Spesso si sente dire che il drammaturgo è il primo spettatore. Ricordo che Jean Claude Carrière in un’intervista disse che i primi spettatori di uno spettacolo sono i tecnici. Ciò ci porta a un’ultimma considerazione: il privilegio e la responsabilità artistica e spettatoriale nel processo e nella messa in scena non sono di una sola persona, proprio perché in realtà non è mai un lavoro concluso e si avvale di una molteplicità di teste.
Sono convinto dell'idea che un buon lavoro esca da una capacità direttiva del coreografo di scegliere i collaboratori giusti, ma è grazie alla presenza dei collaboratori stessi che il prodotto poi funziona. Essere coreografo vuol dire riuscire ad unire tutti gli elementi e avere la capacità e l'umiltà di comprendere quali sono quelle parti che non si sanno gestire autonomamente. Per esempio io non lavoro senza un light designer, anche perché le luci non sono presenti quando inizio a visualizzare una coreografia. La stessa cosa vale per il drammaturgo, per il costume designer, per il set designer, e così per tutti quei ruoli per i quali io non ho la preparazione tecnica. Non credo nel monopolio, anzi penso che il futuro della danza consista nella collaborazione. Per esempio nel mio caso noi siamo «Aterballetto con Diego Tortelli»: si tratta di un lavoro in team e questo rende il senso di comunità, anche perché il destinatario di uno spettacolo non è il singolo, ma la comunità del pubblico.
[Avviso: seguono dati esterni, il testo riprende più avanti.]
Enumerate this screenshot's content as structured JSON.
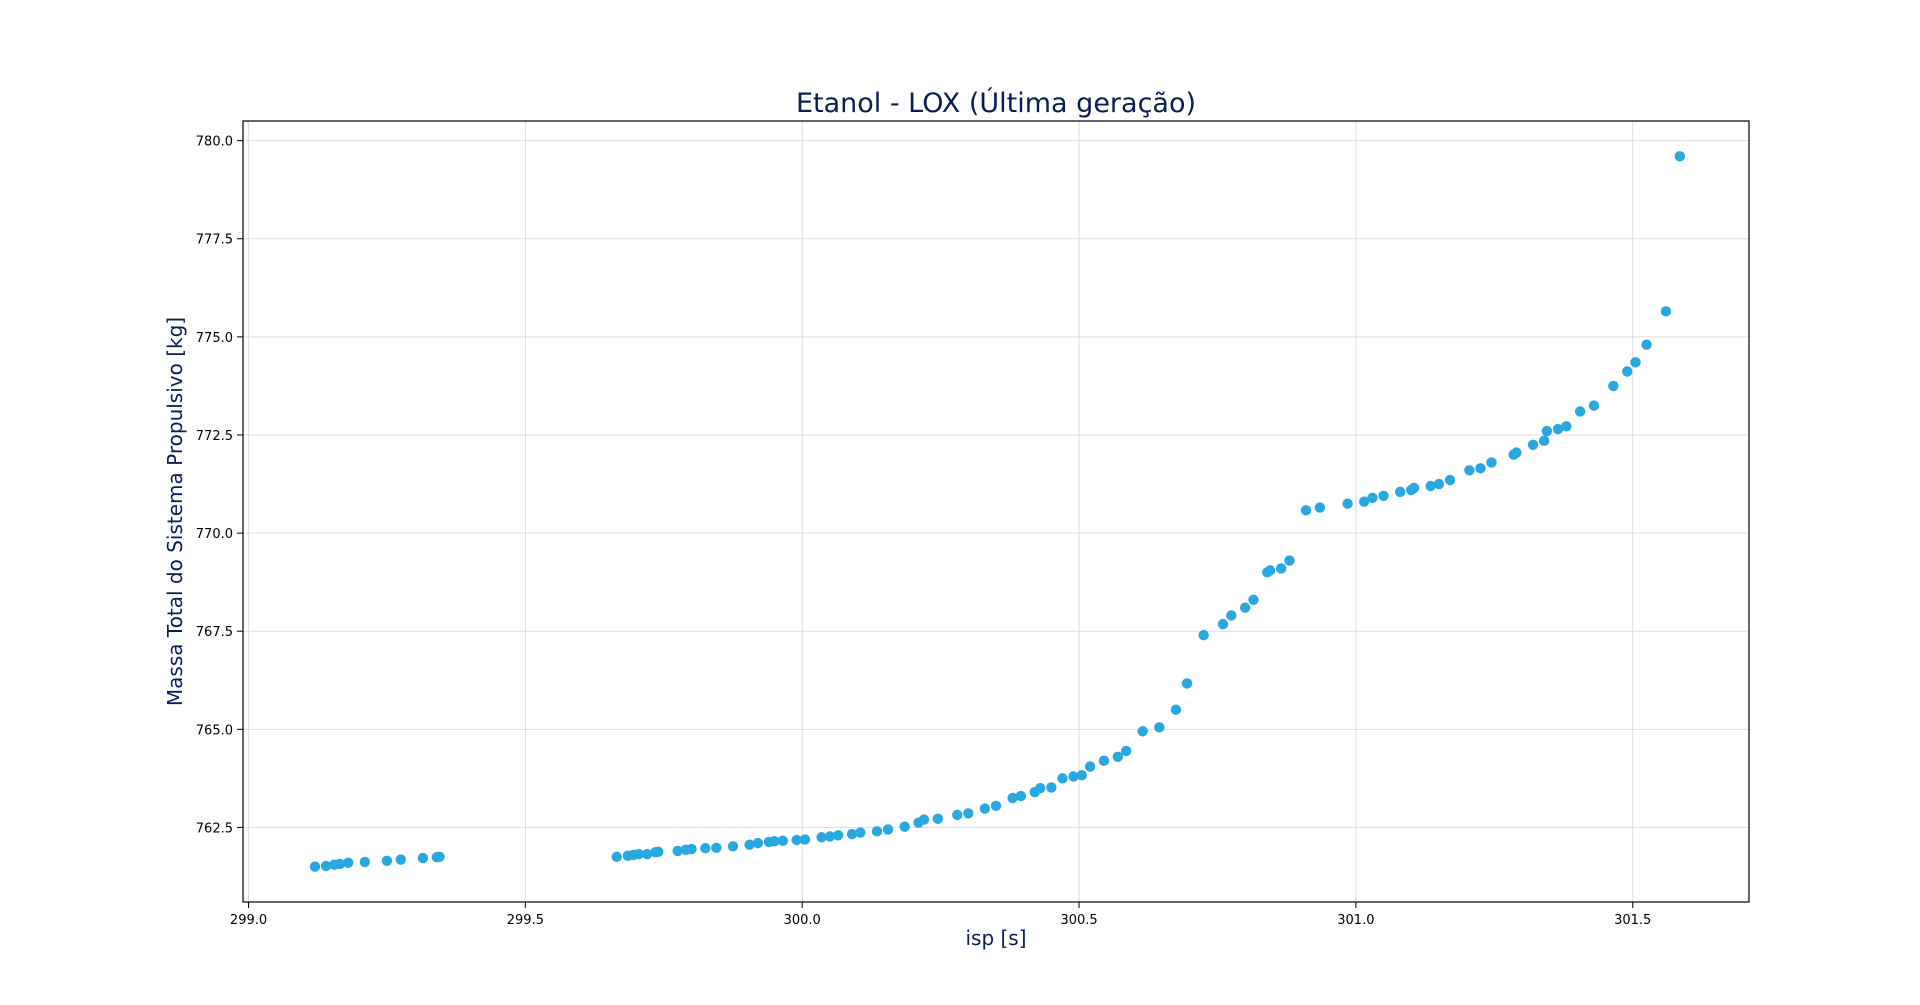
{
  "chart_data": {
    "type": "scatter",
    "title": "Etanol - LOX (Última geração)",
    "xlabel": "isp [s]",
    "ylabel": "Massa Total do Sistema Propulsivo [kg]",
    "xlim": [
      298.99,
      301.71
    ],
    "ylim": [
      760.6,
      780.5
    ],
    "xticks": [
      "299.0",
      "299.5",
      "300.0",
      "300.5",
      "301.0",
      "301.5"
    ],
    "yticks": [
      "762.5",
      "765.0",
      "767.5",
      "770.0",
      "772.5",
      "775.0",
      "777.5",
      "780.0"
    ],
    "grid": true,
    "colors": {
      "points": "#29a8e0",
      "title": "#0b1f52",
      "axis_label": "#0b1f52",
      "grid": "#dddddd",
      "frame": "#000000"
    },
    "series": [
      {
        "x": [
          299.12,
          299.14,
          299.155,
          299.165,
          299.18,
          299.21,
          299.25,
          299.275,
          299.315,
          299.34,
          299.345,
          299.665,
          299.685,
          299.695,
          299.705,
          299.72,
          299.735,
          299.74,
          299.775,
          299.79,
          299.8,
          299.825,
          299.845,
          299.875,
          299.905,
          299.92,
          299.94,
          299.95,
          299.965,
          299.99,
          300.005,
          300.035,
          300.05,
          300.065,
          300.09,
          300.105,
          300.135,
          300.155,
          300.185,
          300.21,
          300.22,
          300.245,
          300.28,
          300.3,
          300.33,
          300.35,
          300.38,
          300.395,
          300.42,
          300.43,
          300.45,
          300.47,
          300.49,
          300.505,
          300.52,
          300.545,
          300.57,
          300.585,
          300.615,
          300.645,
          300.675,
          300.695,
          300.725,
          300.76,
          300.775,
          300.8,
          300.815,
          300.84,
          300.845,
          300.865,
          300.88,
          300.91,
          300.935,
          300.985,
          301.015,
          301.03,
          301.05,
          301.08,
          301.1,
          301.105,
          301.135,
          301.15,
          301.17,
          301.205,
          301.225,
          301.245,
          301.285,
          301.29,
          301.32,
          301.34,
          301.345,
          301.365,
          301.38,
          301.405,
          301.43,
          301.465,
          301.49,
          301.505,
          301.525,
          301.56,
          301.585
        ],
        "y": [
          761.5,
          761.52,
          761.55,
          761.57,
          761.6,
          761.62,
          761.65,
          761.68,
          761.72,
          761.74,
          761.75,
          761.75,
          761.78,
          761.8,
          761.82,
          761.82,
          761.87,
          761.88,
          761.9,
          761.93,
          761.95,
          761.97,
          761.98,
          762.02,
          762.06,
          762.1,
          762.13,
          762.15,
          762.16,
          762.18,
          762.19,
          762.25,
          762.27,
          762.3,
          762.33,
          762.37,
          762.4,
          762.45,
          762.52,
          762.62,
          762.7,
          762.72,
          762.82,
          762.86,
          762.98,
          763.05,
          763.25,
          763.3,
          763.4,
          763.5,
          763.52,
          763.75,
          763.8,
          763.83,
          764.05,
          764.2,
          764.3,
          764.45,
          764.95,
          765.05,
          765.5,
          766.17,
          767.4,
          767.68,
          767.9,
          768.1,
          768.3,
          769.0,
          769.05,
          769.1,
          769.3,
          770.58,
          770.65,
          770.75,
          770.8,
          770.9,
          770.95,
          771.05,
          771.1,
          771.15,
          771.2,
          771.25,
          771.35,
          771.6,
          771.65,
          771.8,
          772.0,
          772.05,
          772.25,
          772.35,
          772.6,
          772.65,
          772.72,
          773.1,
          773.25,
          773.75,
          774.12,
          774.35,
          774.8,
          775.65,
          779.6
        ]
      }
    ]
  }
}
La scena contemporanea purtroppo ha dimenticato il pubblico, come ha dimostrato la crisi dovuta al Covid-19, e questo non può accadere. È normale fare lavoro di sperimentazione, come lo è avere prodotti diversi che toccano pubblici diversi, però non bisogna dimenticare la presenza del pubblico. Spero che questo periodo di crisi abbia aperto gli occhi sul rischio della strada che la danza contemporanea sta percorrendo in questo momento, quella cioè della chiusura assoluta, quando in realtà il contemporaneo dovrebbe essere l'apertura, prima di tutto nei confronti del nostro pubblico. Il nostro lavoro non è solo un lavoro privato e di ricerca, lo è in una prima fase, ma ha anche un obiettivo che è la rappresentazione live verso un pubblico che sta osservando.
Certo, io parlo da una posizione privilegiata dal momento che l’Aterballetto ha possibilità produttive ampie, per cui possiamo dividere chiaramente il periodo di ricerca (ricerca che per me riguarda il corpo) che non ha un obiettivo di rappresentazione, e la fase di creazione di uno spettacolo, che è un percorso che ha una conclusione molto chiara. Nella scena italiana, per difficoltà produttive, spesso lo spettacolo presentato è un work in progress, ancora legato alla ricerca. Spero che presto la scena italiana dia la possibilità a tutti i coreografi di separare il periodo di ricerca da quello di creazione, affinché si abbia il tempo e lo spazio adeguato alla conoscenza e allo studio senza la pressione di presentare un prodotto finito; solo in un secondo momento poter entrare in sala per creare il prodotto che poi viene rappresentato al pubblico. In questo modo il lavoro assumerà un altro valore e non importa che si tratti di una creazione sperimentale o meno…ciò che conta e che cambia è l'obiettivo.